Adolescents value confidentiality with their health care clinicians very highly. To support the opportunity for confidentiality, you should speak with female adolescents without a parent in the room for at least part of each visit. This fosters an honest conversation about the sensitive issues around contraception, including any intimate relationships, current or planned sexual activity, and the safety and protection afforded by contraception.
Girls are allowed to discuss sexually transmitted infections confidentially with their physicians, and hopefully can be offered a confidential discussion of their sexual activity as well. Ideally, a girl also feels comfortable talking with a parent about her concerns, but this scenario may not be an option for all your patients.
Begin with a discussion about relationships. Avoid preaching to them or asking blunt questions such as: “Hey, are you having sex?” Acknowledge that “sex” can refer to activities beyond sexual intercourse as well.
Ask your patients if they are in a relationship with a girl, a boy, or both. A teenager who is not heterosexual or is unsure will then know you are willing to discuss any specific concerns.
Make sure the teenager knows that abstinence is always the best protection against sexually transmitted infection and/or pregnancy.
Once you ascertain she is heterosexual or bisexual, is sexually active, and needs contraception, focus next on safety. Ask the patient: Are you doing anything to protect yourself against the consequences of sexual activity? Also ensure her participation in the intimate relationship is voluntary and free of any coercion, particularly among younger teenage girls.
There are multiple means of protection against sexually transmitted infections. Educate her that, aside from abstinence, the use of condoms is her best strategy. Make sure the girl understands that she is equally responsible for the proper use of condoms. If you take care of a lot of adolescents, it is reasonable to have a supply of condoms on hand so you can provide them.
Also consider providing a patient who is sexually active (or contemplating sexual activity) with a prescription for emergency, postcoital contraception. She could fill the prescription as needed, within 72 hours of sexual intercourse, to decrease the likelihood of pregnancy considerably. Even if she regularly uses a birth control method, this prescription provides a good backup plan.
Keep the child's developmental level in mind when discussing contraception and sexuality. In general, a 14-year-old girl who is sexually active or considering sex is vastly different from a 17-year-old patient. Also consider the patient and family's culture, ethnic, and/or religious background. For example, there are some religious groups where the kids cannot tell parents they have become sexually active – it could mortify the parents and be dangerous for the teenager.

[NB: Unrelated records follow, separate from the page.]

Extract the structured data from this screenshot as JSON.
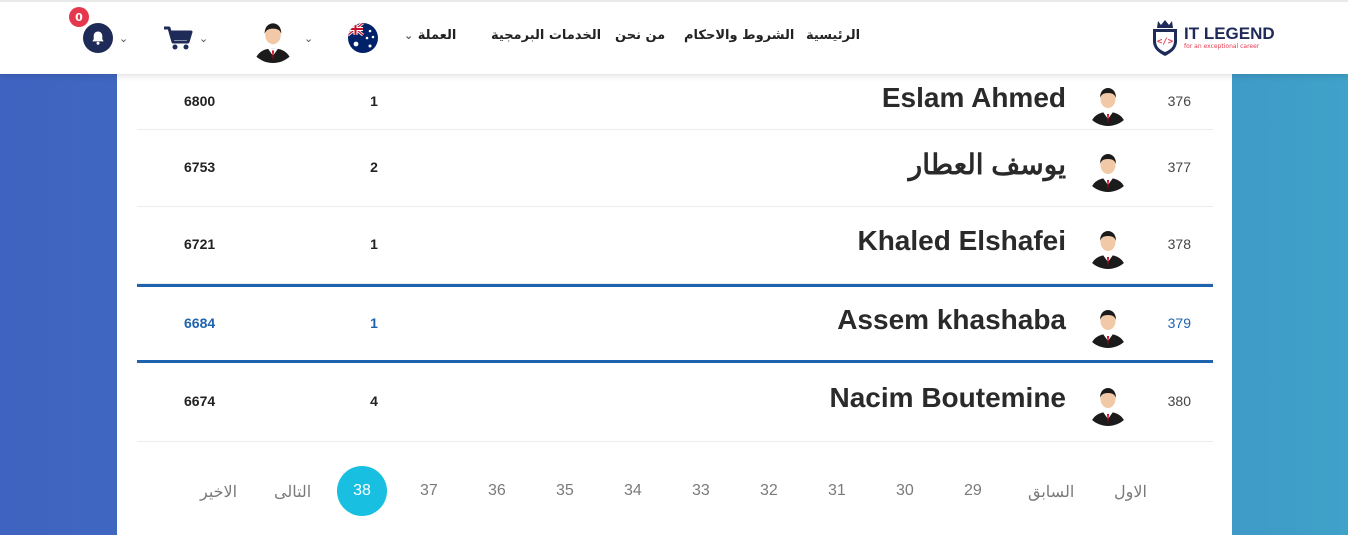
{
  "header": {
    "notifications_count": "0",
    "nav": {
      "home": "الرئيسية",
      "terms": "الشروط والاحكام",
      "about": "من نحن",
      "services": "الخدمات البرمجية",
      "currency": "العملة"
    },
    "logo": {
      "title": "IT LEGEND",
      "subtitle": "for an exceptional career"
    },
    "icons": {
      "bell": "bell-icon",
      "cart": "cart-icon",
      "chevron": "chevron-down-icon",
      "flag": "australia-flag-icon"
    }
  },
  "leaderboard": {
    "rows": [
      {
        "rank": "376",
        "name": "Eslam Ahmed",
        "count": "1",
        "score": "6800",
        "highlighted": false
      },
      {
        "rank": "377",
        "name": "يوسف العطار",
        "count": "2",
        "score": "6753",
        "highlighted": false
      },
      {
        "rank": "378",
        "name": "Khaled Elshafei",
        "count": "1",
        "score": "6721",
        "highlighted": false
      },
      {
        "rank": "379",
        "name": "Assem khashaba",
        "count": "1",
        "score": "6684",
        "highlighted": true
      },
      {
        "rank": "380",
        "name": "Nacim Boutemine",
        "count": "4",
        "score": "6674",
        "highlighted": false
      }
    ]
  },
  "pagination": {
    "first": "الاول",
    "prev": "السابق",
    "pages": [
      "29",
      "30",
      "31",
      "32",
      "33",
      "34",
      "35",
      "36",
      "37"
    ],
    "current": "38",
    "next": "التالى",
    "last": "الاخير"
  },
  "colors": {
    "accent": "#1e63b0",
    "active_page": "#18bfe0",
    "badge": "#e5384e",
    "brand": "#1e2a57"
  }
}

Title X–funded projects are an option if a girl cannot tell her parent she wants to use contraception and/or if a third party (such as an insurance company) makes confidentiality impossible. Become familiar with the Title X–funded contraception projects in your area, which are frequently run through Planned Parenthood or a university obstetrics and gynecology program (www.hhs.gov/opa/familyplanning/index.html
You really should get to the point where you feel moderately comfortable talking about the basics of contraception and sexuality. There are not enough adolescent medicine specialists in the world to take care of all the teenagers out there, and most ob. gyns. do not see very many teenagers.
Some pediatricians may be comfortable prescribing the birth control pill, but they may not know much about the patch, the contraceptive ring, the implant, or the IUD. If a patient is interested in one of these options, you can refer her to a gynecologist or a family practitioner in your area who is particularly adept at young women's health issues. Planned Parenthood also is a good resource.
The birth control pill and the patch are the two most common birth control methods for first-time users. You do not need to know all the different types of birth control pills; it is sufficient to become comfortable prescribing one or two brands.
Check for any contraindications, such as a history of migraine headache with aura or a clotting abnormality (personal or in a first-degree relative) before prescribing oral contraception. If your patient is having regular, monthly periods, and she's had a period in the last month, some pediatricians still will feel comfortable prescribing only if they get a urine pregnancy test. On the other hand, if you give contraception without the test and the girl does miss her next period, you can always give the pregnancy test then.